L'ancien édile de Manchester s'est consolidé comme le grand pari du travaillisme pour inverser l'usure de l'Exécutif et relancer le parti. En peu de temps, il a obtenu un siège à la Chambre des communes grâce aux élections partielles à Makerfield, ce qui lui a permis de se présenter aux primaires internes, où il a obtenu 349 soutiens des députés travaillistes.

Après avoir prêté serment, et avec le soutien explicite de Starmer, Burnham a entamé une série de contacts avec des dirigeants internationaux.

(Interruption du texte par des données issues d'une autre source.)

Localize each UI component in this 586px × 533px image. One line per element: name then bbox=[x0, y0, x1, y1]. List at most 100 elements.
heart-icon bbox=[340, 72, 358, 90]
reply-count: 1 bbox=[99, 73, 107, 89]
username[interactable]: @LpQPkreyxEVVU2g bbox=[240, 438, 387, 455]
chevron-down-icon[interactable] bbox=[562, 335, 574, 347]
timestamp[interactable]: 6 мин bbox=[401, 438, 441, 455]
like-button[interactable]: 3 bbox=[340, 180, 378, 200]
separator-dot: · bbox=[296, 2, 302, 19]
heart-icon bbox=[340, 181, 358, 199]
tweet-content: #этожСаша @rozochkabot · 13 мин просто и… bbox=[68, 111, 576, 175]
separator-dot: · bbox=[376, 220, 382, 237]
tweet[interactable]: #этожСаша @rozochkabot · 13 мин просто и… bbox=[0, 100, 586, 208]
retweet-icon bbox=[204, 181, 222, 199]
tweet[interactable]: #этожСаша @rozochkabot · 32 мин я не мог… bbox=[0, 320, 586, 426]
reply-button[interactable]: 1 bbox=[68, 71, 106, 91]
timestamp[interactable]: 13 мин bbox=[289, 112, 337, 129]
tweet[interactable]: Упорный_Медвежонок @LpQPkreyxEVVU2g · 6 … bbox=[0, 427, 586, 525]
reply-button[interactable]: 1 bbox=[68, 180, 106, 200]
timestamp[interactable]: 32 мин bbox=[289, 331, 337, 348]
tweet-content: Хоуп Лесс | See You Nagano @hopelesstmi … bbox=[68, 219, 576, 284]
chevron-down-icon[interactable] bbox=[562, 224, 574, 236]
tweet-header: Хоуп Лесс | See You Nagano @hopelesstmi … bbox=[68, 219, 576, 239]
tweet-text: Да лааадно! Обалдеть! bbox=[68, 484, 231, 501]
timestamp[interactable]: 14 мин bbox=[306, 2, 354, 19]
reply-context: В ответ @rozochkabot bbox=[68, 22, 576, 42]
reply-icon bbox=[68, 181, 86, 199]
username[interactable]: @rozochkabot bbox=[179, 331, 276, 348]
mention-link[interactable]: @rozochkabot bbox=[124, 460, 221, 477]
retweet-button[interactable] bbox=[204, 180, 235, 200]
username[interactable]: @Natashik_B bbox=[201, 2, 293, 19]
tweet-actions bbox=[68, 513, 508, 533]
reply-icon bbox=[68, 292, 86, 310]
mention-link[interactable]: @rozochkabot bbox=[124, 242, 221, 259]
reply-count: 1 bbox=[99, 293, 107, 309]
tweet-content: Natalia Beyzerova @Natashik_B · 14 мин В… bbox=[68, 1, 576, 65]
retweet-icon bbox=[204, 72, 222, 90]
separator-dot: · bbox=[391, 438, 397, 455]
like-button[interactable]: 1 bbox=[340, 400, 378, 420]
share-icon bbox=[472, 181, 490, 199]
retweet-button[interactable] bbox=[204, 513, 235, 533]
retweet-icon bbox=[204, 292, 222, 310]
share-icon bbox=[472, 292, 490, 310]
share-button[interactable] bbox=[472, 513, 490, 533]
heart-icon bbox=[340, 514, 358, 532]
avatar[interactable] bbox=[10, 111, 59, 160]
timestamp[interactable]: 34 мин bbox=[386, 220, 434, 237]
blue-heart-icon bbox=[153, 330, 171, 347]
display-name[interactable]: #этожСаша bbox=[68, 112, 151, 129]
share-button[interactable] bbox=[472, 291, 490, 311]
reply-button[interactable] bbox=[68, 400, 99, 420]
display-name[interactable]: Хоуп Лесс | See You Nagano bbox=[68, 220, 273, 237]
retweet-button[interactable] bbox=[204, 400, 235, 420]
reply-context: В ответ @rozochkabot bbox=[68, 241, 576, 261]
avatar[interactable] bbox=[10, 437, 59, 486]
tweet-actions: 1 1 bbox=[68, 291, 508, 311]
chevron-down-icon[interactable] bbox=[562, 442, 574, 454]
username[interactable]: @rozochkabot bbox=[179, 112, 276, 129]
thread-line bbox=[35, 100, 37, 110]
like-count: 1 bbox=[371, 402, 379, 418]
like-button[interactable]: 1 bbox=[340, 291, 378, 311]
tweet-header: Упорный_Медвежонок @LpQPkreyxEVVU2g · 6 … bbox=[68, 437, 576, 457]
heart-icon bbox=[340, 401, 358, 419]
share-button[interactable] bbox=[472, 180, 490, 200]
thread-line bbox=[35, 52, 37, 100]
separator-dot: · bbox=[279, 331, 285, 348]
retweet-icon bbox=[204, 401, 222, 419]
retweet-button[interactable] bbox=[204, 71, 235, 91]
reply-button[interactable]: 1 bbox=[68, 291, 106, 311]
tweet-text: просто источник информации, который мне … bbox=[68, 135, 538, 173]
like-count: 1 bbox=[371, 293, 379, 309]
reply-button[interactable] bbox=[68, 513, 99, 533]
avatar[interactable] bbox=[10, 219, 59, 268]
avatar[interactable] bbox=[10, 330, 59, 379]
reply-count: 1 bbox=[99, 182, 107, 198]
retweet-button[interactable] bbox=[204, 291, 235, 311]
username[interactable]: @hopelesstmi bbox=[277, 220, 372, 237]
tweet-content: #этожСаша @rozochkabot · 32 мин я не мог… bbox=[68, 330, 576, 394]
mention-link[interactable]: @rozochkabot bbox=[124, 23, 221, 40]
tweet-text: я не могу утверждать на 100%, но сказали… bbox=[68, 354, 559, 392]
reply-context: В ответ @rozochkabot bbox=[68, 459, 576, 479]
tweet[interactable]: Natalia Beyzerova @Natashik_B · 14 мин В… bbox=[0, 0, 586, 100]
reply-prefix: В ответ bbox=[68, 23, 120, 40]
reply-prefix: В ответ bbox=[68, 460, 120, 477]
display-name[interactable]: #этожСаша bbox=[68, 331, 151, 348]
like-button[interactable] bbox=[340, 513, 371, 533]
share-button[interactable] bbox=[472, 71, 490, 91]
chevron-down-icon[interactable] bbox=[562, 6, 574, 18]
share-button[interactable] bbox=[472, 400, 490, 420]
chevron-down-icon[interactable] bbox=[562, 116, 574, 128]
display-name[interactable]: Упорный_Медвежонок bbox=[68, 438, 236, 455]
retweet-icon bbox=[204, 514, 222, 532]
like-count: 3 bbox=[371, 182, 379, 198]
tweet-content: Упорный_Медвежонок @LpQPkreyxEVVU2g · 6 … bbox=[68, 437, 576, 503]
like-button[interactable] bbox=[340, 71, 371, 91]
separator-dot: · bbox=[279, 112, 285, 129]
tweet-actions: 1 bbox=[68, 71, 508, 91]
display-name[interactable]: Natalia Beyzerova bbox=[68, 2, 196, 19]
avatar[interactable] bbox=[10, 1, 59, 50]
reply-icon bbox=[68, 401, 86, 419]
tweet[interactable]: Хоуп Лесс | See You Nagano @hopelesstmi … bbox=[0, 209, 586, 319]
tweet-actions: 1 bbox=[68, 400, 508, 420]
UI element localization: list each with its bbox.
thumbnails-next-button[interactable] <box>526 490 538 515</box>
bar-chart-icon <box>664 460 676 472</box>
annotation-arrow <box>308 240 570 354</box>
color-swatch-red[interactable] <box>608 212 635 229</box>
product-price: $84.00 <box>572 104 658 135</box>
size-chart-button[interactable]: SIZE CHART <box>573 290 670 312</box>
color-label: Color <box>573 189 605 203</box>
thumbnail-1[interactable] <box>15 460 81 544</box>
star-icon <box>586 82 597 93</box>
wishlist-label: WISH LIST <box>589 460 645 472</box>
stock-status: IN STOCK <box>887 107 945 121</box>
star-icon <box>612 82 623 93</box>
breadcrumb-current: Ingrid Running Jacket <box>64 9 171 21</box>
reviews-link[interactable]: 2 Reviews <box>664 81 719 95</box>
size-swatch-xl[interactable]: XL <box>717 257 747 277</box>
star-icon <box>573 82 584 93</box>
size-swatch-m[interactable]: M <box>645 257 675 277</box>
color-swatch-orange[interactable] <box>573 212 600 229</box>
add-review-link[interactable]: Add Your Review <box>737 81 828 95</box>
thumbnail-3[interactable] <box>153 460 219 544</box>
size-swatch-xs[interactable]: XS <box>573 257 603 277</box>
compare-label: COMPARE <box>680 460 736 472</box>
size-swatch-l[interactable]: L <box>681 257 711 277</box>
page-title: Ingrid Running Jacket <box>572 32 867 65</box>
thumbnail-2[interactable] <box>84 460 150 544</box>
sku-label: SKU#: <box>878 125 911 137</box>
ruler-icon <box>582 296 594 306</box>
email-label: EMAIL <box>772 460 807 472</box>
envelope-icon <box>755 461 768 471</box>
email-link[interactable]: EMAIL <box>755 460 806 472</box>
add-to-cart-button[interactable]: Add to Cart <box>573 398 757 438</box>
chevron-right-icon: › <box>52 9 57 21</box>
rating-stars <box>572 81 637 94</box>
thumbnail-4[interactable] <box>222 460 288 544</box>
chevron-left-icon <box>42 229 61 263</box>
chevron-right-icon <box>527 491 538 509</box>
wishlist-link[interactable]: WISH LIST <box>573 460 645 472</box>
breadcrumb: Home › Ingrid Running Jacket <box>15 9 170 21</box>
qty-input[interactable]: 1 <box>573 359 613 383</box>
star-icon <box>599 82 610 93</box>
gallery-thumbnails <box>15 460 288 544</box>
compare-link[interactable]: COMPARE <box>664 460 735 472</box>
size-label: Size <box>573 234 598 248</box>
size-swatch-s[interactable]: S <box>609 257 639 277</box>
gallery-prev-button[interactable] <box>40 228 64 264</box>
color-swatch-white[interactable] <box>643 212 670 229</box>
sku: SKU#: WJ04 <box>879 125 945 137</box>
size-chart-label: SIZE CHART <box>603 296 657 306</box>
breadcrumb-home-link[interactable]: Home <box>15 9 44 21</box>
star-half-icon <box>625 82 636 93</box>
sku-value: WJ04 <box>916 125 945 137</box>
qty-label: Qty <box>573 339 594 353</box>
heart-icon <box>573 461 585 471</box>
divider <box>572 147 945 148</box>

Il a conversé par téléphone avec le président des États-Unis, Donald Trump ; le président français, Emmanuel Macron, et le président de l'Ukraine, Volodimir Zelenski.

Le nouveau Premier ministre a également parlé avec la présidente de la Commission européenne, Ursula von der Leyen, et avec le président du Conseil européen, António Costa, devant qui il a exprimé sa volonté de promouvoir "une relation plus étroite" avec l'Union européenne.

De plus, il a communiqué avec le secrétaire général de l'OTAN, Mark Rutte, à qui il a souligné que la nomination de l'actuel ministre de la Défense, John Healey, comme nouveau titulaire des Finances "est une puissante déclaration d'intentions", en référence à l'engagement de dépenses en défense. Rutte, pour sa part, a souligné le soutien ferme de Burnham à l'Ukraine.

Réactions et critiques de l'opposition

La leader de l'opposition, Kemi Badenoch, a félicité Burnham pour sa désignation, mais a immédiatement remis en question le fait qu'il arrive à Downing Street "sans avoir présenté un plan clair pour faire face à aucun des problèmes auxquels le pays est confronté" et a dénoncé qu'il ait refusé de comparaître devant le Parlement pour répondre aux questions des députés.

"Ce n'est pas un début prometteur", a-t-elle averti, soulignant qu'il hérite d'une conjoncture économique "difficile", avec "l'endettement, l'inflation et le chômage" en hausse depuis les élections de 2024, où le travaillisme a obtenu une large victoire.

En relation avec les premières mesures annoncées par le nouveau 'premier', Badenoch a exigé qu'il détaille comment il pense les financer, "étant donné que les impôts sont déjà trop élevés et que le niveau d'endettement est déjà excessif".

La dirigeante conservatrice a demandé à Burnham de ne pas répéter "les erreurs du gouvernement de Keir Starmer, qui a échoué parce qu'il a refusé de faire face aux députés travaillistes de son aile gauche et à leurs constantes exigences d'augmenter les impôts pour financer une plus grande dépense en prestations sociales", et lui a offert une collaboration sur des politiques de réduction des dépenses publiques.

En même temps, elle a réclamé "des politiques de bon sens" pour obtenir "une énergie moins chère, des impôts plus bas, réduire les dépenses en prestations sociales et des frontières plus sûres". "Là où nous soutiendrons son agenda, je le dirai, mais je m'opposerai toujours à l'inclination des députés travaillistes à augmenter les impôts et à accroître les dépenses publiques", a-t-elle conclu dans une lettre publique adressée au nouveau premier ministre.